Even if tonight's decision does not immediately put an end to the moratorium, it does create a precedent that lower court judges will likely use to rule against the CDC in all the other cases challenging the moratorium around the country. Thus, practically speaking, the moratorium can no longer be effectively enforced against any property owners that choose to challenge it in court.
Tonight's ruling, like many of the earlier decisions in the eviction moratorium litigation, split the justices along left-right ideological lines. I lament that division.
Many on the left are likely to be unhappy with the result. But, as I have emphasized many times before, going back all the way to the initial enactment of the moratorium under Trump, progressives should ask themselves whether they really want the executive branch to have such sweeping power to shut down virtually any human activity of any kind. Even if you trust Biden to wield that power responsibly, do you have the same trust in the next Republican president?

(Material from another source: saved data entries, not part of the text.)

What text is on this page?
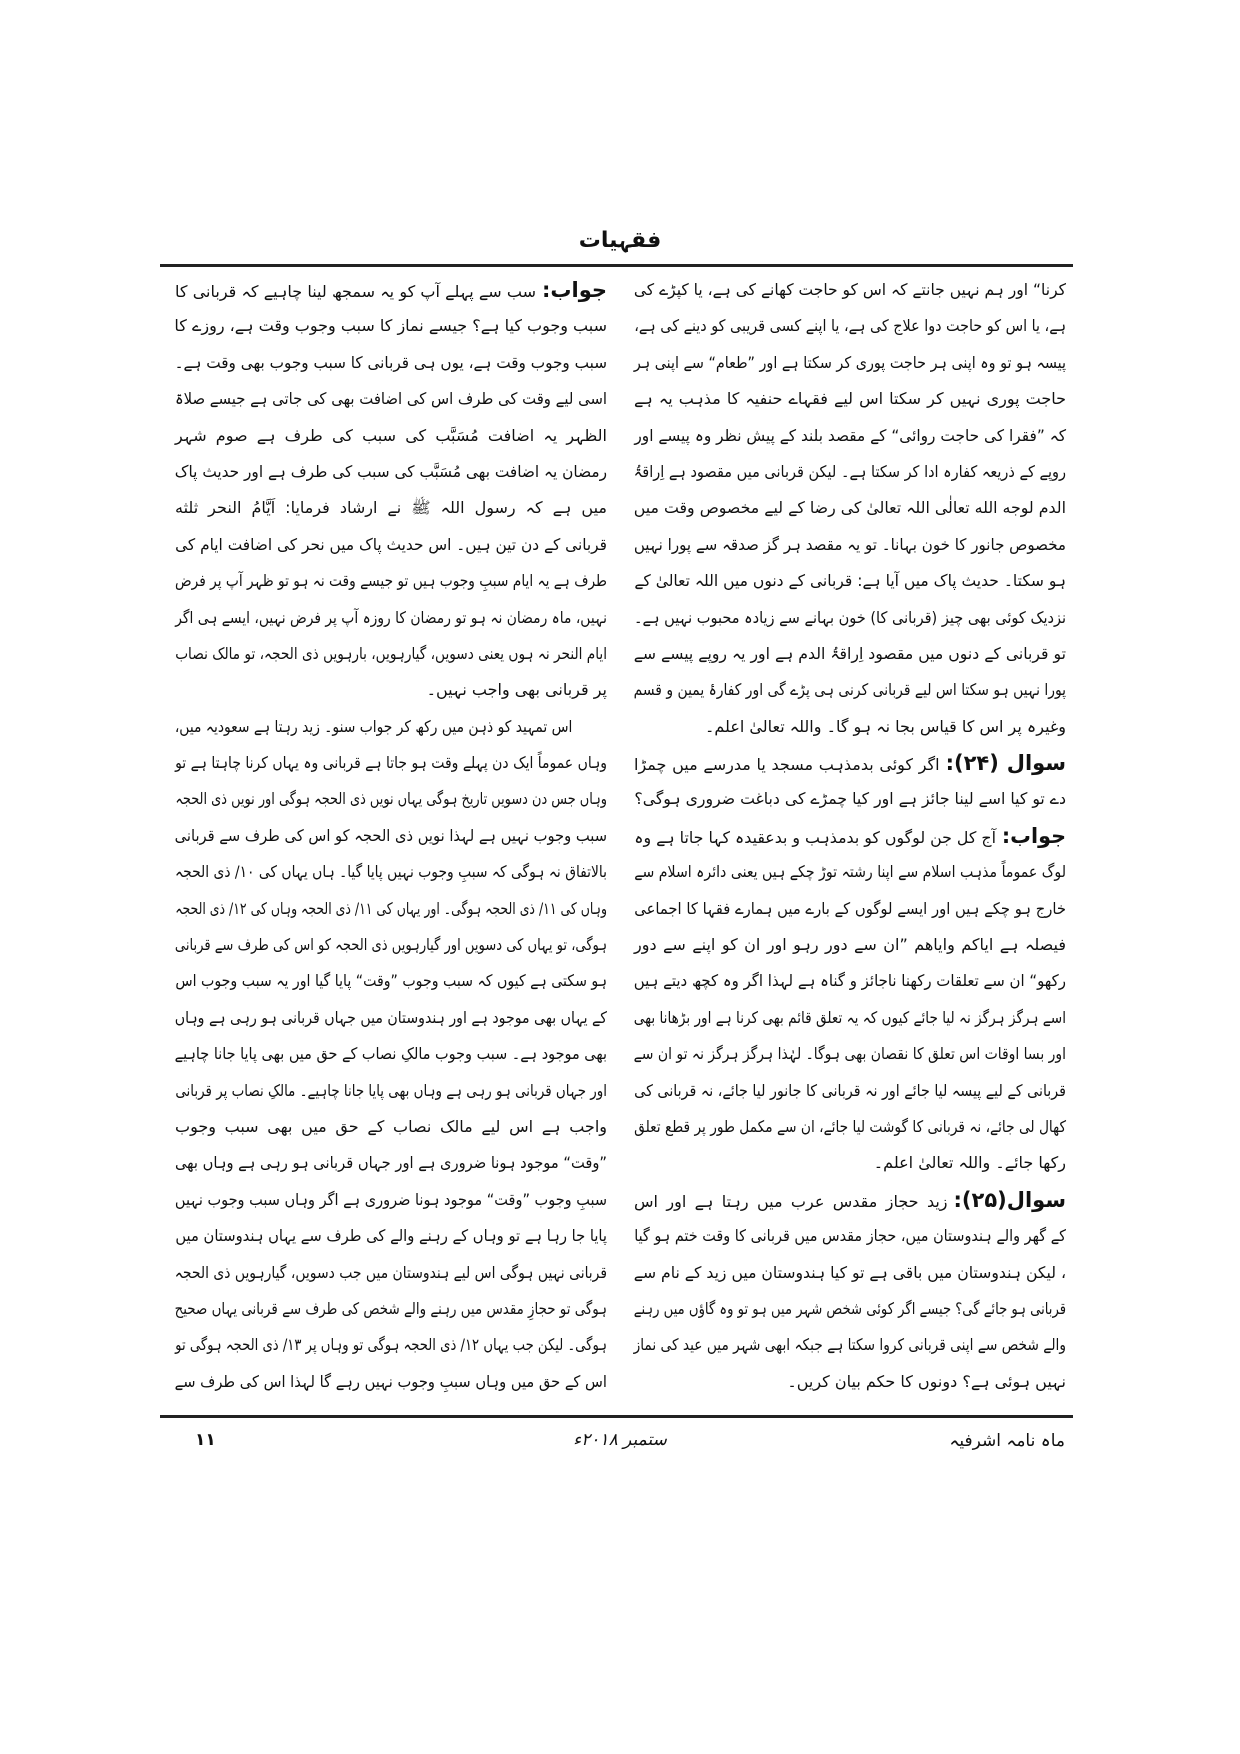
فقہیات
کرنا“ اور ہم نہیں جانتے کہ اس کو حاجت کھانے کی ہے، یا کپڑے کی
ہے، یا اس کو حاجت دوا علاج کی ہے، یا اپنے کسی قریبی کو دینے کی ہے،
پیسہ ہو تو وہ اپنی ہر حاجت پوری کر سکتا ہے اور ”طعام“ سے اپنی ہر
حاجت پوری نہیں کر سکتا اس لیے فقہاے حنفیہ کا مذہب یہ ہے
کہ ”فقرا کی حاجت روائی“ کے مقصد بلند کے پیش نظر وہ پیسے اور
روپے کے ذریعہ کفارہ ادا کر سکتا ہے۔ لیکن قربانی میں مقصود ہے اِراقۃُ
الدم لوجه الله تعالٰی اللہ تعالیٰ کی رضا کے لیے مخصوص وقت میں
مخصوص جانور کا خون بہانا۔ تو یہ مقصد ہر گز صدقہ سے پورا نہیں
ہو سکتا۔ حدیث پاک میں آیا ہے: قربانی کے دنوں میں اللہ تعالیٰ کے
نزدیک کوئی بھی چیز (قربانی کا) خون بہانے سے زیادہ محبوب نہیں ہے۔
تو قربانی کے دنوں میں مقصود اِراقۃُ الدم ہے اور یہ روپے پیسے سے
پورا نہیں ہو سکتا اس لیے قربانی کرنی ہی پڑے گی اور کفارۂ یمین و قسم
وغیرہ پر اس کا قیاس بجا نہ ہو گا۔ واللہ تعالیٰ اعلم۔
سوال (۲۴):اگر کوئی بدمذہب مسجد یا مدرسے میں چمڑا
دے تو کیا اسے لینا جائز ہے اور کیا چمڑے کی دباغت ضروری ہوگی؟
جواب:آج کل جن لوگوں کو بدمذہب و بدعقیدہ کہا جاتا ہے وہ
لوگ عموماً مذہب اسلام سے اپنا رشتہ توڑ چکے ہیں یعنی دائرہ اسلام سے
خارج ہو چکے ہیں اور ایسے لوگوں کے بارے میں ہمارے فقہا کا اجماعی
فیصلہ ہے ایاکم وایاهم ”ان سے دور رہو اور ان کو اپنے سے دور
رکھو“ ان سے تعلقات رکھنا ناجائز و گناہ ہے لہذا اگر وہ کچھ دیتے ہیں
اسے ہرگز ہرگز نہ لیا جائے کیوں کہ یہ تعلق قائم بھی کرنا ہے اور بڑھانا بھی
اور بسا اوقات اس تعلق کا نقصان بھی ہوگا۔ لہٰذا ہرگز ہرگز نہ تو ان سے
قربانی کے لیے پیسہ لیا جائے اور نہ قربانی کا جانور لیا جائے، نہ قربانی کی
کھال لی جائے، نہ قربانی کا گوشت لیا جائے، ان سے مکمل طور پر قطع تعلق
رکھا جائے۔ واللہ تعالیٰ اعلم۔
سوال(۲۵):زید حجاز مقدس عرب میں رہتا ہے اور اس
کے گھر والے ہندوستان میں، حجاز مقدس میں قربانی کا وقت ختم ہو گیا
، لیکن ہندوستان میں باقی ہے تو کیا ہندوستان میں زید کے نام سے
قربانی ہو جائے گی؟ جیسے اگر کوئی شخص شہر میں ہو تو وہ گاؤں میں رہنے
والے شخص سے اپنی قربانی کروا سکتا ہے جبکہ ابھی شہر میں عید کی نماز
نہیں ہوئی ہے؟ دونوں کا حکم بیان کریں۔
جواب:سب سے پہلے آپ کو یہ سمجھ لینا چاہیے کہ قربانی کا
سبب وجوب کیا ہے؟ جیسے نماز کا سبب وجوب وقت ہے، روزے کا
سبب وجوب وقت ہے، یوں ہی قربانی کا سبب وجوب بھی وقت ہے۔
اسی لیے وقت کی طرف اس کی اضافت بھی کی جاتی ہے جیسے صلاۃ
الظہر یہ اضافت مُسَبَّب کی سبب کی طرف ہے صوم شہر
رمضان یہ اضافت بھی مُسَبَّب کی سبب کی طرف ہے اور حدیث پاک
میں ہے کہ رسول اللہ ﷺ نے ارشاد فرمایا: اَیَّامُ النحر ثلثه
قربانی کے دن تین ہیں۔ اس حدیث پاک میں نحر کی اضافت ایام کی
طرف ہے یہ ایام سببِ وجوب ہیں تو جیسے وقت نہ ہو تو ظہر آپ پر فرض
نہیں، ماہ رمضان نہ ہو تو رمضان کا روزہ آپ پر فرض نہیں، ایسے ہی اگر
ایام النحر نہ ہوں یعنی دسویں، گیارہویں، بارہویں ذی الحجہ، تو مالک نصاب
پر قربانی بھی واجب نہیں۔
اس تمہید کو ذہن میں رکھ کر جواب سنو۔ زید رہتا ہے سعودیہ میں،
وہاں عموماً ایک دن پہلے وقت ہو جاتا ہے قربانی وہ یہاں کرنا چاہتا ہے تو
وہاں جس دن دسویں تاریخ ہوگی یہاں نویں ذی الحجہ ہوگی اور نویں ذی الحجہ
سبب وجوب نہیں ہے لہذا نویں ذی الحجہ کو اس کی طرف سے قربانی
بالاتفاق نہ ہوگی کہ سببِ وجوب نہیں پایا گیا۔ ہاں یہاں کی ۱۰/ ذی الحجہ
وہاں کی ۱۱/ ذی الحجہ ہوگی۔ اور یہاں کی ۱۱/ ذی الحجہ وہاں کی ۱۲/ ذی الحجہ
ہوگی، تو یہاں کی دسویں اور گیارہویں ذی الحجہ کو اس کی طرف سے قربانی
ہو سکتی ہے کیوں کہ سبب وجوب ”وقت“ پایا گیا اور یہ سبب وجوب اس
کے یہاں بھی موجود ہے اور ہندوستان میں جہاں قربانی ہو رہی ہے وہاں
بھی موجود ہے۔ سبب وجوب مالکِ نصاب کے حق میں بھی پایا جانا چاہیے
اور جہاں قربانی ہو رہی ہے وہاں بھی پایا جانا چاہیے۔ مالکِ نصاب پر قربانی
واجب ہے اس لیے مالک نصاب کے حق میں بھی سبب وجوب
”وقت“ موجود ہونا ضروری ہے اور جہاں قربانی ہو رہی ہے وہاں بھی
سببِ وجوب ”وقت“ موجود ہونا ضروری ہے اگر وہاں سبب وجوب نہیں
پایا جا رہا ہے تو وہاں کے رہنے والے کی طرف سے یہاں ہندوستان میں
قربانی نہیں ہوگی اس لیے ہندوستان میں جب دسویں، گیارہویں ذی الحجہ
ہوگی تو حجازِ مقدس میں رہنے والے شخص کی طرف سے قربانی یہاں صحیح
ہوگی۔ لیکن جب یہاں ۱۲/ ذی الحجہ ہوگی تو وہاں پر ۱۳/ ذی الحجہ ہوگی تو
اس کے حق میں وہاں سببِ وجوب نہیں رہے گا لہذا اس کی طرف سے
ماہ نامہ اشرفیہ
ستمبر ۲۰۱۸ء
۱۱
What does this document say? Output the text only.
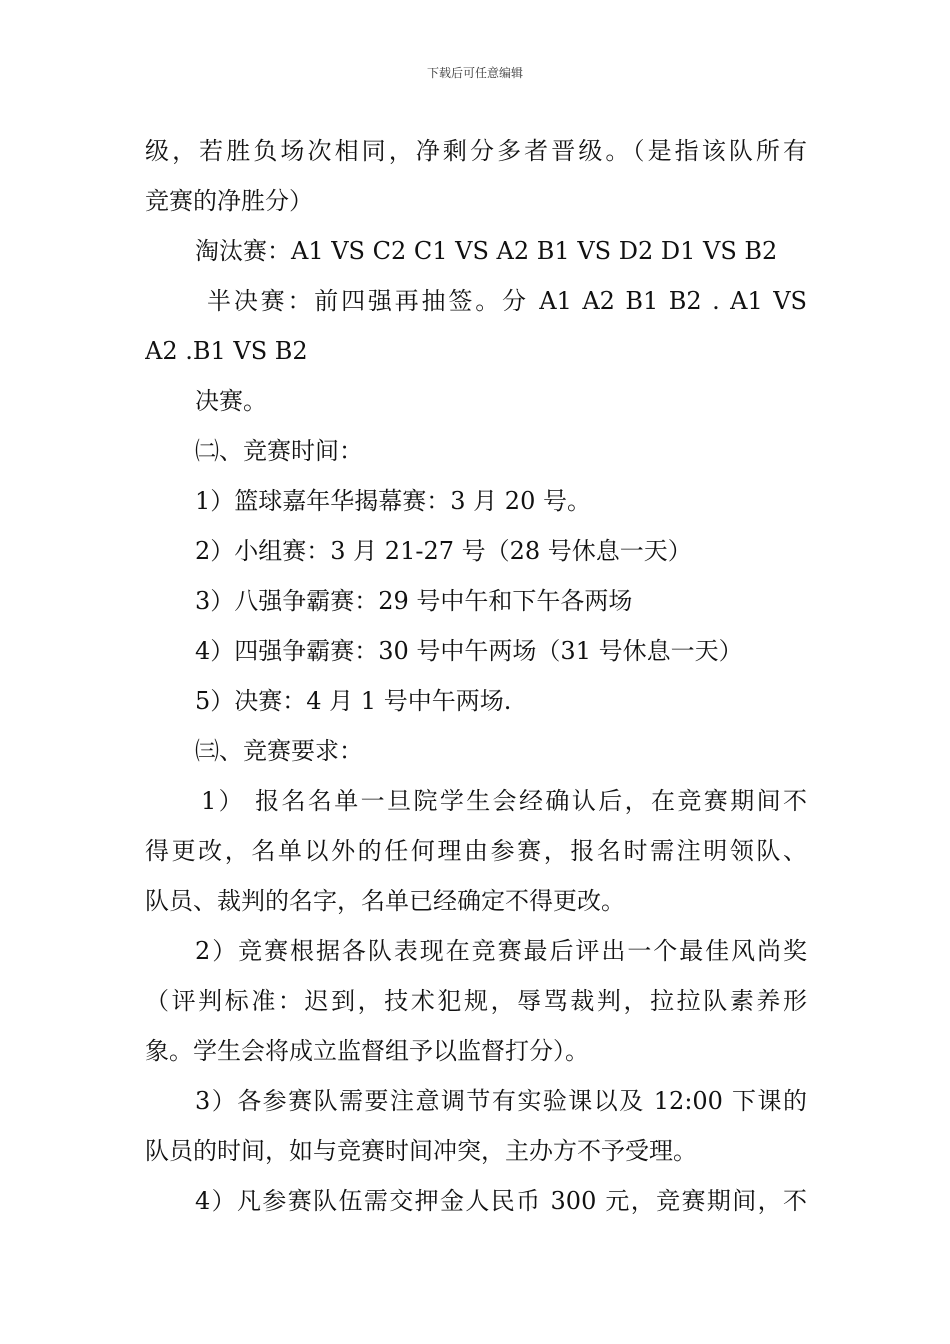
下载后可任意编辑
级，若胜负场次相同，净剩分多者晋级。（是指该队所有
竞赛的净胜分）
淘汰赛：A1 VS C2 C1 VS A2 B1 VS D2 D1 VS B2
半决赛：前四强再抽签。分 A1 A2 B1 B2 . A1 VS
A2 .B1 VS B2
决赛。
㈡、竞赛时间：
1）篮球嘉年华揭幕赛：3 月 20 号。
2）小组赛：3 月 21-27 号（28 号休息一天）
3）八强争霸赛：29 号中午和下午各两场
4）四强争霸赛：30 号中午两场（31 号休息一天）
5）决赛：4 月 1 号中午两场.
㈢、竞赛要求：
1） 报名名单一旦院学生会经确认后，在竞赛期间不
得更改，名单以外的任何理由参赛，报名时需注明领队、
队员、裁判的名字，名单已经确定不得更改。
2）竞赛根据各队表现在竞赛最后评出一个最佳风尚奖
（评判标准：迟到，技术犯规，辱骂裁判，拉拉队素养形
象。学生会将成立监督组予以监督打分）。
3）各参赛队需要注意调节有实验课以及 12:00 下课的
队员的时间，如与竞赛时间冲突，主办方不予受理。
4）凡参赛队伍需交押金人民币 300 元，竞赛期间，不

People can differ over the policy merits of the eviction moratorium (I myself am highly skeptical of them). But both left and right have reason to be happy that the White House and CDC will be denied what one lower court ruling against the moratorium rightly called "near-dictatorial power."
NOTE: The plaintiffs in some of the lawsuits against the eviction moratorium (though not the one the Supreme Court just ruled on) are represented by the Pacific Legal Foundation, where my wife works. I myself have played a minor (unpaid) role in advising PLF on this litigation.